Aylardır siyaset sahnesinden inmeyen soğan, patates, beka tartışmalarında son söz yine seçmenin oldu.

Demokrasi denilen şeyin en güzel yanı da bu değil mi zaten?

Kim ne derse desin, rakibine hangi argümanlarla yüklenirse yüklensin, kararı vakti zamanı gelince memleketlinin bizatihi kendisi veriyor. 

Dolayısıyla…

14 Mayıs’ta yine gördük ki, seçmene ait oy’a yön tayin etmek öyle kolay olmuyor.

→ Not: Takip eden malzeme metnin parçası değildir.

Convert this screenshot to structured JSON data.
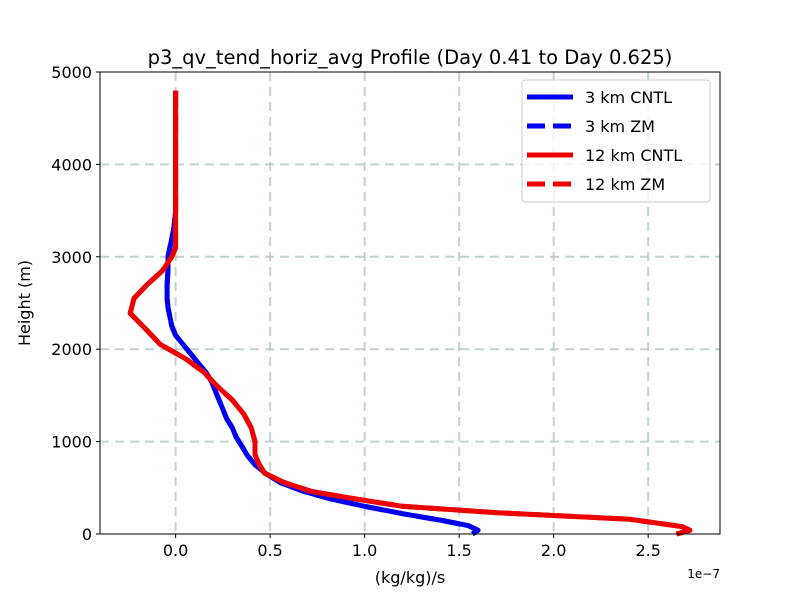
{
  "chart_data": {
    "type": "line",
    "title": "p3_qv_tend_horiz_avg Profile (Day 0.41 to Day 0.625)",
    "xlabel": "(kg/kg)/s",
    "ylabel": "Height (m)",
    "x_offset_label": "1e−7",
    "xlim": [
      -0.4,
      2.88
    ],
    "ylim": [
      0,
      5000
    ],
    "xticks": [
      0.0,
      0.5,
      1.0,
      1.5,
      2.0,
      2.5
    ],
    "xtick_labels": [
      "0.0",
      "0.5",
      "1.0",
      "1.5",
      "2.0",
      "2.5"
    ],
    "yticks": [
      0,
      1000,
      2000,
      3000,
      4000,
      5000
    ],
    "ytick_labels": [
      "0",
      "1000",
      "2000",
      "3000",
      "4000",
      "5000"
    ],
    "grid": true,
    "legend_position": "top-right",
    "series": [
      {
        "name": "3 km CNTL",
        "color": "#0000ee",
        "linestyle": "solid",
        "x": [
          1.57,
          1.6,
          1.55,
          1.4,
          1.2,
          1.0,
          0.82,
          0.68,
          0.56,
          0.48,
          0.42,
          0.38,
          0.35,
          0.32,
          0.3,
          0.27,
          0.25,
          0.22,
          0.19,
          0.16,
          0.12,
          0.08,
          0.04,
          0.0,
          -0.02,
          -0.03,
          -0.04,
          -0.045,
          -0.045,
          -0.04,
          -0.04,
          -0.03,
          -0.02,
          -0.01,
          -0.005,
          0.0,
          0.0,
          0.0,
          0.0
        ],
        "y": [
          0,
          40,
          90,
          150,
          220,
          300,
          380,
          460,
          550,
          650,
          750,
          850,
          950,
          1050,
          1150,
          1250,
          1350,
          1500,
          1650,
          1750,
          1850,
          1950,
          2050,
          2150,
          2250,
          2350,
          2450,
          2550,
          2700,
          2850,
          3000,
          3100,
          3200,
          3300,
          3400,
          3500,
          3700,
          4000,
          4800
        ]
      },
      {
        "name": "3 km ZM",
        "color": "#0000ee",
        "linestyle": "dashed",
        "x": [
          1.57,
          1.6,
          1.55,
          1.4,
          1.2,
          1.0,
          0.82,
          0.68,
          0.56,
          0.48,
          0.42,
          0.38,
          0.35,
          0.32,
          0.3,
          0.27,
          0.25,
          0.22,
          0.19,
          0.16,
          0.12,
          0.08,
          0.04,
          0.0,
          -0.02,
          -0.03,
          -0.04,
          -0.045,
          -0.045,
          -0.04,
          -0.04,
          -0.03,
          -0.02,
          -0.01,
          -0.005,
          0.0,
          0.0,
          0.0,
          0.0
        ],
        "y": [
          0,
          40,
          90,
          150,
          220,
          300,
          380,
          460,
          550,
          650,
          750,
          850,
          950,
          1050,
          1150,
          1250,
          1350,
          1500,
          1650,
          1750,
          1850,
          1950,
          2050,
          2150,
          2250,
          2350,
          2450,
          2550,
          2700,
          2850,
          3000,
          3100,
          3200,
          3300,
          3400,
          3500,
          3700,
          4000,
          4800
        ]
      },
      {
        "name": "12 km CNTL",
        "color": "#ee0000",
        "linestyle": "solid",
        "x": [
          2.65,
          2.72,
          2.68,
          2.4,
          1.7,
          1.2,
          0.95,
          0.72,
          0.57,
          0.47,
          0.44,
          0.42,
          0.42,
          0.4,
          0.36,
          0.3,
          0.22,
          0.15,
          0.05,
          -0.08,
          -0.15,
          -0.24,
          -0.22,
          -0.15,
          -0.07,
          -0.02,
          0.0,
          0.0,
          0.0,
          0.0
        ],
        "y": [
          0,
          40,
          80,
          160,
          230,
          300,
          380,
          460,
          560,
          660,
          760,
          860,
          1000,
          1150,
          1300,
          1450,
          1600,
          1750,
          1900,
          2050,
          2200,
          2390,
          2550,
          2700,
          2850,
          3000,
          3100,
          3500,
          4000,
          4800
        ]
      },
      {
        "name": "12 km ZM",
        "color": "#ee0000",
        "linestyle": "dashed",
        "x": [
          2.65,
          2.72,
          2.68,
          2.4,
          1.7,
          1.2,
          0.95,
          0.72,
          0.57,
          0.47,
          0.44,
          0.42,
          0.42,
          0.4,
          0.36,
          0.3,
          0.22,
          0.15,
          0.05,
          -0.08,
          -0.15,
          -0.24,
          -0.22,
          -0.15,
          -0.07,
          -0.02,
          0.0,
          0.0,
          0.0,
          0.0
        ],
        "y": [
          0,
          40,
          80,
          160,
          230,
          300,
          380,
          460,
          560,
          660,
          760,
          860,
          1000,
          1150,
          1300,
          1450,
          1600,
          1750,
          1900,
          2050,
          2200,
          2390,
          2550,
          2700,
          2850,
          3000,
          3100,
          3500,
          4000,
          4800
        ]
      }
    ]
  }
}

Zira pek dikkate alınmasa da, her memleketlinin kendince;

- Duruşu

- Doğruları

- Vicdanı 

- Aklı 

Ve bunların minvalinde bir muhasebe yeteneği var.

İşte bugün…

Art arda sıraladığımız tüm bu bileşenlerdir Meclis’i yeniden şekillendiren.

Bu bağlamda, bilhassa dikkat çekmek istediğim hususa gelince…

14 Mayıs sonrası şapkasını önüne alıp düşünmesi gerekenler, sandıktan çıkan karara burun kıvırıp, ‘kazandık’ diyen seçmenin akıl ve iradesiyle alay etmemeli.

Nitekim…

Bilinmeli ki, bu topraklarda seçme hakkı verilen hiç kimse geri zekâlı ya da aptal değil!

Neticede;

- Her seçmen oyunu, bağımsız bir irade ile bağımsız bir Türkiye için kullanıyor

- Her seçmen oyunu, kendi kendine rahatça yetebilen güçlü bir Türkiye hayaliyle kullanıyor

- Her seçmen oyunu, kendi için değil, kenti için çalışacak olanlardan yana kullanıyor

- Her seçmen oyunu, ülkesi, memleketi, işi, aşı, bugünü ve yarınları için kullanıyor

Hep derim.

Şimdi de yazıyorum.

Saygı duymak, saygınlığı artırır efendiler.

Topraklarımızda kaybedenin olmayacağı bir beş yılın temennisiyle, ‘memleket için hayırlısı ne ise o olsun’ demek lazımdır.